ML models are designed for batches:

  1. Vectorized operations - NumPy/pandas operate on arrays efficiently
  2. GPU utilization - GPUs want large batches to saturate compute
  3. No thread overhead - No context switching, no synchronization
  4. Cache efficiency - Better memory access patterns

Threading made sense intuitively (parallelize the predictions!), but it fought against how ML inference actually works.

Lessons

1. Measure, but measure the right thing

I had tons of timestamps but still misdiagnosed the problem. The timing showed asyncio.gather() taking 6.5 seconds, but that’s just where the thread pool wait happened to be. The real issue was somewhere else.

2. Understand your tools

I initially blamed asyncio+threads for having inherent overhead. That’s not true—they work fine together when properly configured. My benchmarks now show <5% overhead in normal usage.

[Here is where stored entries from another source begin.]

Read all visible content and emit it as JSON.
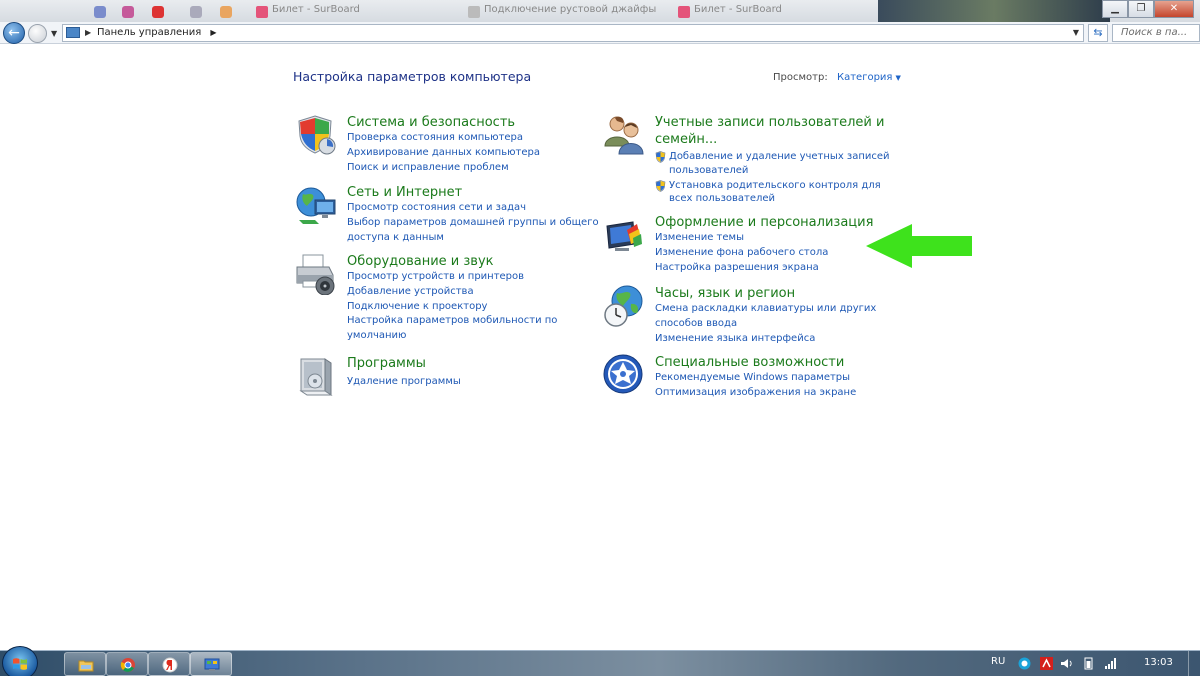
{
  "window": {
    "breadcrumb_root": "Панель управления",
    "search_placeholder": "Поиск в па..."
  },
  "background_tabs": [
    {
      "label": "Билет - SurBoard",
      "color": "#e4547a"
    },
    {
      "label": "Подключение рустовой джайфы",
      "color": "#999999"
    },
    {
      "label": "Билет - SurBoard",
      "color": "#e4547a"
    }
  ],
  "header": {
    "title": "Настройка параметров компьютера",
    "view_label": "Просмотр:",
    "view_value": "Категория"
  },
  "categories_left": [
    {
      "icon": "security-shield-icon",
      "title": "Система и безопасность",
      "links": [
        "Проверка состояния компьютера",
        "Архивирование данных компьютера",
        "Поиск и исправление проблем"
      ]
    },
    {
      "icon": "network-globe-icon",
      "title": "Сеть и Интернет",
      "links": [
        "Просмотр состояния сети и задач",
        "Выбор параметров домашней группы и общего",
        "доступа к данным"
      ]
    },
    {
      "icon": "printer-icon",
      "title": "Оборудование и звук",
      "links": [
        "Просмотр устройств и принтеров",
        "Добавление устройства",
        "Подключение к проектору",
        "Настройка параметров мобильности по",
        "умолчанию"
      ]
    },
    {
      "icon": "programs-box-icon",
      "title": "Программы",
      "links": [
        "Удаление программы"
      ]
    }
  ],
  "categories_right": [
    {
      "icon": "users-icon",
      "title": "Учетные записи пользователей и семейн...",
      "links": [
        "Добавление и удаление учетных записей пользователей",
        "Установка родительского контроля для всех пользователей"
      ]
    },
    {
      "icon": "personalization-icon",
      "title": "Оформление и персонализация",
      "links": [
        "Изменение темы",
        "Изменение фона рабочего стола",
        "Настройка разрешения экрана"
      ]
    },
    {
      "icon": "clock-globe-icon",
      "title": "Часы, язык и регион",
      "links": [
        "Смена раскладки клавиатуры или других",
        "способов ввода",
        "Изменение языка интерфейса"
      ]
    },
    {
      "icon": "accessibility-icon",
      "title": "Специальные возможности",
      "links": [
        "Рекомендуемые Windows параметры",
        "Оптимизация изображения на экране"
      ]
    }
  ],
  "annotation": {
    "arrow_color": "#3ee21c"
  },
  "taskbar": {
    "language": "RU",
    "time": "13:03"
  }
}
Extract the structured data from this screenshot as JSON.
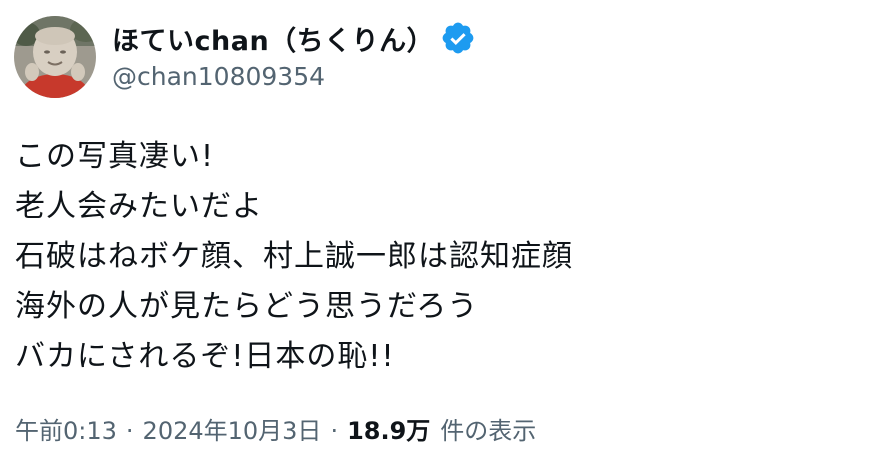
{
  "author": {
    "display_name": "ほていchan（ちくりん）",
    "handle": "@chan10809354",
    "verified_color": "#1d9bf0"
  },
  "tweet": {
    "lines": [
      "この写真凄い!",
      "老人会みたいだよ",
      "石破はねボケ顔、村上誠一郎は認知症顔",
      "海外の人が見たらどう思うだろう",
      "バカにされるぞ!日本の恥!!"
    ]
  },
  "meta": {
    "time": "午前0:13",
    "separator": "·",
    "date": "2024年10月3日",
    "views_count": "18.9万",
    "views_label": "件の表示"
  }
}
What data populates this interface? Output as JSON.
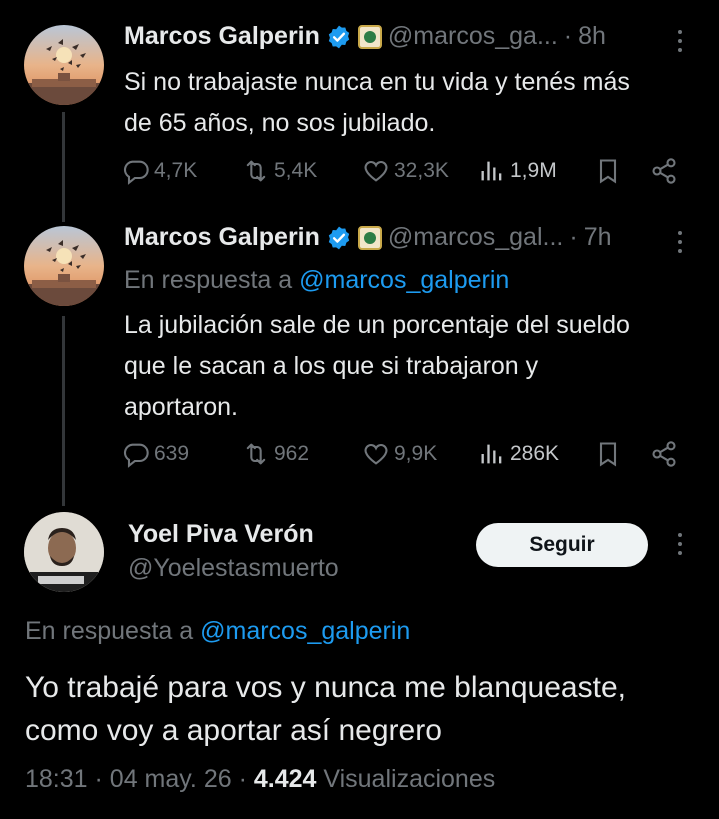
{
  "tweets": [
    {
      "author": "Marcos Galperin",
      "handle": "@marcos_ga...",
      "time": "8h",
      "text_lines": [
        "Si no trabajaste nunca en tu vida y tenés más",
        "de 65 años, no sos jubilado."
      ],
      "replies": "4,7K",
      "retweets": "5,4K",
      "likes": "32,3K",
      "views": "1,9M"
    },
    {
      "author": "Marcos Galperin",
      "handle": "@marcos_gal...",
      "time": "7h",
      "reply_prefix": "En respuesta a",
      "reply_to": "@marcos_galperin",
      "text_lines": [
        "La jubilación sale de un porcentaje del sueldo",
        "que le sacan a los que si trabajaron y",
        "aportaron."
      ],
      "replies": "639",
      "retweets": "962",
      "likes": "9,9K",
      "views": "286K"
    }
  ],
  "main_tweet": {
    "author": "Yoel Piva Verón",
    "handle": "@Yoelestasmuerto",
    "follow_label": "Seguir",
    "reply_prefix": "En respuesta a",
    "reply_to": "@marcos_galperin",
    "text_lines": [
      "Yo trabajé para vos y nunca me blanqueaste,",
      "como voy a aportar así negrero"
    ],
    "time": "18:31",
    "date": "04 may. 26",
    "views_count": "4.424",
    "views_label": "Visualizaciones"
  },
  "colors": {
    "background": "#000000",
    "text": "#e7e9ea",
    "muted": "#71767b",
    "accent": "#1d9bf0",
    "verified": "#1d9bf0"
  },
  "icons": [
    "verified-badge-icon",
    "emoji-badge-icon",
    "more-icon",
    "reply-icon",
    "retweet-icon",
    "like-icon",
    "views-icon",
    "bookmark-icon",
    "share-icon"
  ]
}
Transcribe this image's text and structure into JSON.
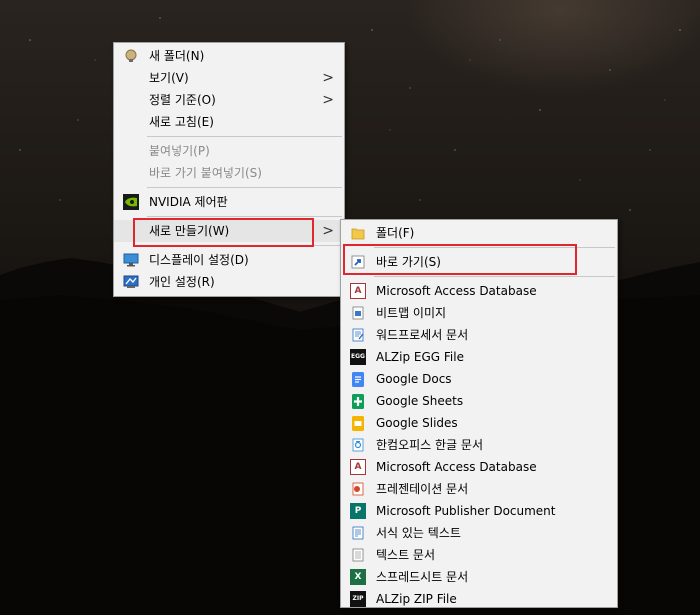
{
  "main_menu": {
    "items": [
      {
        "label": "새 폴더(N)",
        "icon": "new-folder-icon"
      },
      {
        "label": "보기(V)",
        "submenu": true
      },
      {
        "label": "정렬 기준(O)",
        "submenu": true
      },
      {
        "label": "새로 고침(E)"
      },
      {
        "label": "붙여넣기(P)",
        "disabled": true
      },
      {
        "label": "바로 가기 붙여넣기(S)",
        "disabled": true
      },
      {
        "label": "NVIDIA 제어판",
        "icon": "nvidia-icon"
      },
      {
        "label": "새로 만들기(W)",
        "submenu": true
      },
      {
        "label": "디스플레이 설정(D)",
        "icon": "display-icon"
      },
      {
        "label": "개인 설정(R)",
        "icon": "personalize-icon"
      }
    ]
  },
  "sub_menu": {
    "items": [
      {
        "label": "폴더(F)",
        "icon": "folder-icon"
      },
      {
        "label": "바로 가기(S)",
        "icon": "shortcut-icon"
      },
      {
        "label": "Microsoft Access Database",
        "icon": "access-icon"
      },
      {
        "label": "비트맵 이미지",
        "icon": "bitmap-icon"
      },
      {
        "label": "워드프로세서 문서",
        "icon": "wordpad-icon"
      },
      {
        "label": "ALZip EGG File",
        "icon": "egg-icon"
      },
      {
        "label": "Google Docs",
        "icon": "google-docs-icon"
      },
      {
        "label": "Google Sheets",
        "icon": "google-sheets-icon"
      },
      {
        "label": "Google Slides",
        "icon": "google-slides-icon"
      },
      {
        "label": "한컴오피스 한글 문서",
        "icon": "hwp-icon"
      },
      {
        "label": "Microsoft Access Database",
        "icon": "access-icon"
      },
      {
        "label": "프레젠테이션 문서",
        "icon": "presentation-icon"
      },
      {
        "label": "Microsoft Publisher Document",
        "icon": "publisher-icon"
      },
      {
        "label": "서식 있는 텍스트",
        "icon": "rtf-icon"
      },
      {
        "label": "텍스트 문서",
        "icon": "text-doc-icon"
      },
      {
        "label": "스프레드시트 문서",
        "icon": "spreadsheet-icon"
      },
      {
        "label": "ALZip ZIP File",
        "icon": "zip-icon"
      }
    ]
  },
  "submenu_arrow": ">",
  "icon_text": {
    "egg": "EGG",
    "zip": "ZIP",
    "access": "A",
    "publisher": "P",
    "spreadsheet": "X"
  },
  "colors": {
    "highlight_border": "#e0262e",
    "menu_background": "#f2f2f2",
    "disabled_text": "#8a8a8a",
    "nvidia_green": "#76b900",
    "google_docs_blue": "#4285f4",
    "google_sheets_green": "#0f9d58",
    "google_slides_yellow": "#f4b400"
  }
}
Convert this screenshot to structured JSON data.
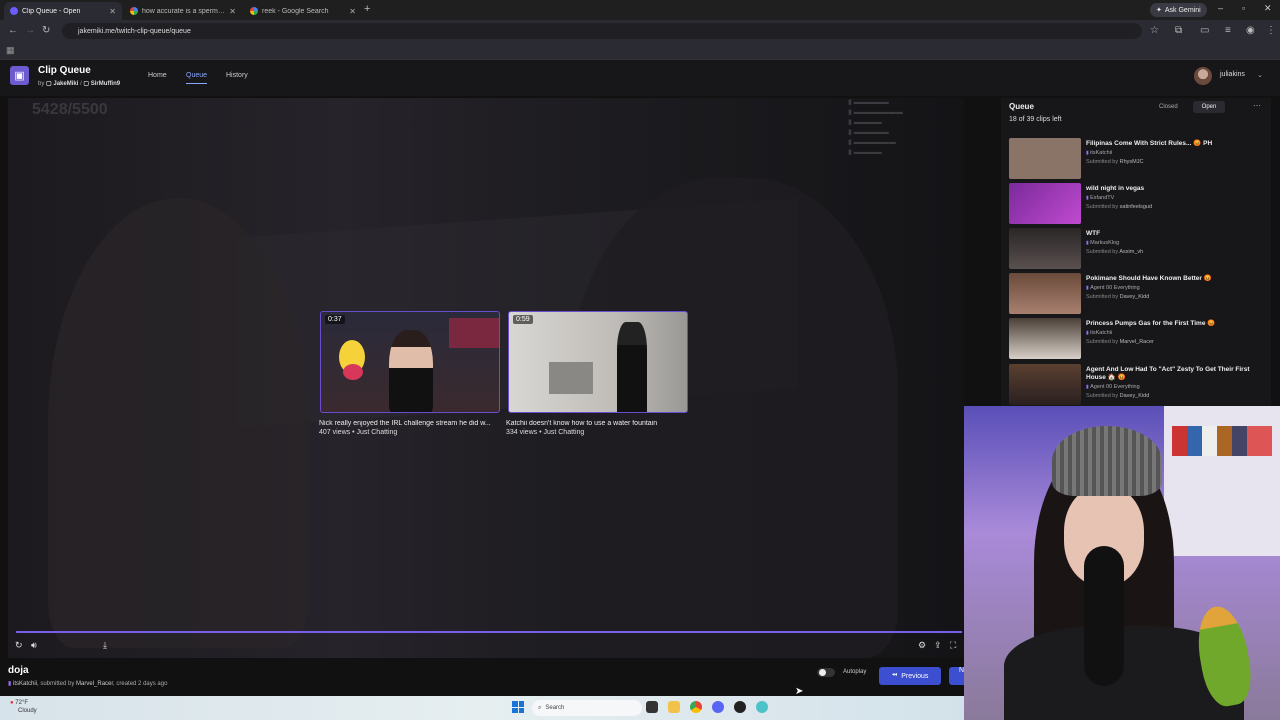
{
  "browser": {
    "tabs": [
      {
        "title": "Clip Queue - Open",
        "active": true
      },
      {
        "title": "how accurate is a sperm fertili...",
        "active": false
      },
      {
        "title": "reek - Google Search",
        "active": false
      }
    ],
    "gemini_label": "Ask Gemini",
    "url": "jakemiki.me/twitch-clip-queue/queue"
  },
  "app": {
    "title": "Clip Queue",
    "by": "by",
    "author1": "JakeMiki",
    "author2": "SirMuffin9",
    "nav": [
      "Home",
      "Queue",
      "History"
    ],
    "username": "juliakins"
  },
  "player": {
    "counter": "5428/5500",
    "suggestions": [
      {
        "duration": "0:37",
        "title": "Nick really enjoyed the IRL challenge stream he did w...",
        "meta": "407 views • Just Chatting"
      },
      {
        "duration": "0:59",
        "title": "Katchii doesn't know how to use a water fountain",
        "meta": "334 views • Just Chatting"
      }
    ]
  },
  "clip": {
    "title": "doja",
    "channel": "itsKatchii",
    "submitted_by_label": ", submitted by",
    "submitter": "Marvel_Racer",
    "created": ", created 2 days ago"
  },
  "controls": {
    "autoplay_label": "Autoplay",
    "previous_label": "Previous",
    "next_label": "N"
  },
  "queue": {
    "title": "Queue",
    "closed_label": "Closed",
    "open_label": "Open",
    "count": "18 of 39 clips left",
    "items": [
      {
        "title": "Filipinas Come With Strict Rules... 😡 PH",
        "channel": "itsKatchii",
        "submitter": "RhysMJC",
        "color": "#8a7468"
      },
      {
        "title": "wild night in vegas",
        "channel": "EsfandTV",
        "submitter": "satinfeelsgud",
        "color": "#7a2a9a"
      },
      {
        "title": "WTF",
        "channel": "MarkusKlog",
        "submitter": "Assim_vh",
        "color": "#3a3536"
      },
      {
        "title": "Pokimane Should Have Known Better 😡",
        "channel": "Agent 00 Everything",
        "submitter": "Davey_Kidd",
        "color": "#6a4a3a"
      },
      {
        "title": "Princess Pumps Gas for the First Time 😡",
        "channel": "itsKatchii",
        "submitter": "Marvel_Racer",
        "color": "#4a4038"
      },
      {
        "title": "Agent And Low Had To \"Act\" Zesty To Get Their First House 🏠 😡",
        "channel": "Agent 00 Everything",
        "submitter": "Davey_Kidd",
        "color": "#5a4030"
      }
    ],
    "submitted_prefix": "Submitted by"
  },
  "taskbar": {
    "temp": "72°F",
    "weather": "Cloudy",
    "search_placeholder": "Search"
  },
  "colors": {
    "accent": "#7a5cf0",
    "button": "#3b4fd0"
  }
}
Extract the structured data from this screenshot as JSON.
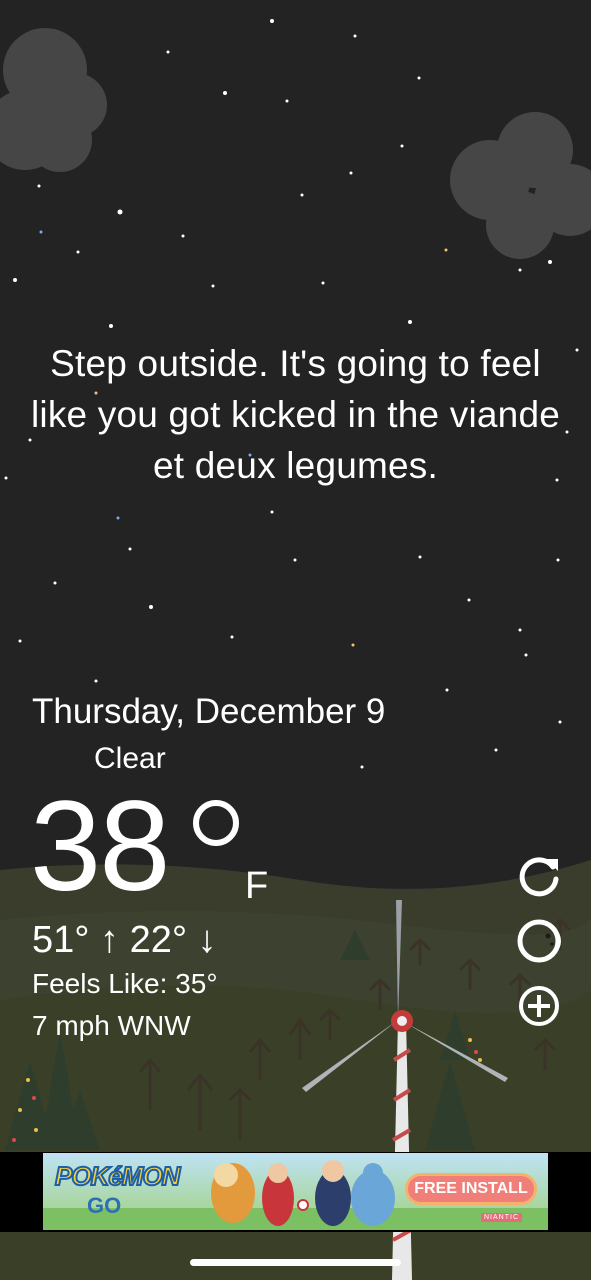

But also: for ML inference, neither asyncio nor threading is the right tool. Batch processing is.

3. Question your architecture

Threading seemed like the obvious way to parallelize predictions. But ML models already parallelize internally. Adding another layer of parallelism just created overhead.

When to Use What

Based on what actually works:

Use asyncio for I/O-bound concurrency (network calls, file operations, databases)

Use ThreadPoolExecutor for CPU-bound work that needs true parallelism

Use batch processing for ML inference or anything that naturally operates on arrays

Avoid creating threading layers over things that are already parallelized (ML models, vector operations, GPU workloads)

The Bottom Line

I spent days debugging “asyncio overhead” that probably didn’t exist. The real problem was architectural—threading individual predictions when the model could handle batches natively.

The 280x improvement came from choosing the right pattern, not from removing asyncio. If you’re doing ML inference, start with batch processing. It’s not just faster—it’s the right way to use the tools.

And if you’re debugging performance: be skeptical of your own conclusions. I had data showing asyncio.gather() taking 6.5 seconds, but that didn’t mean asyncio was the problem. Sometimes the timestamps lie about causation.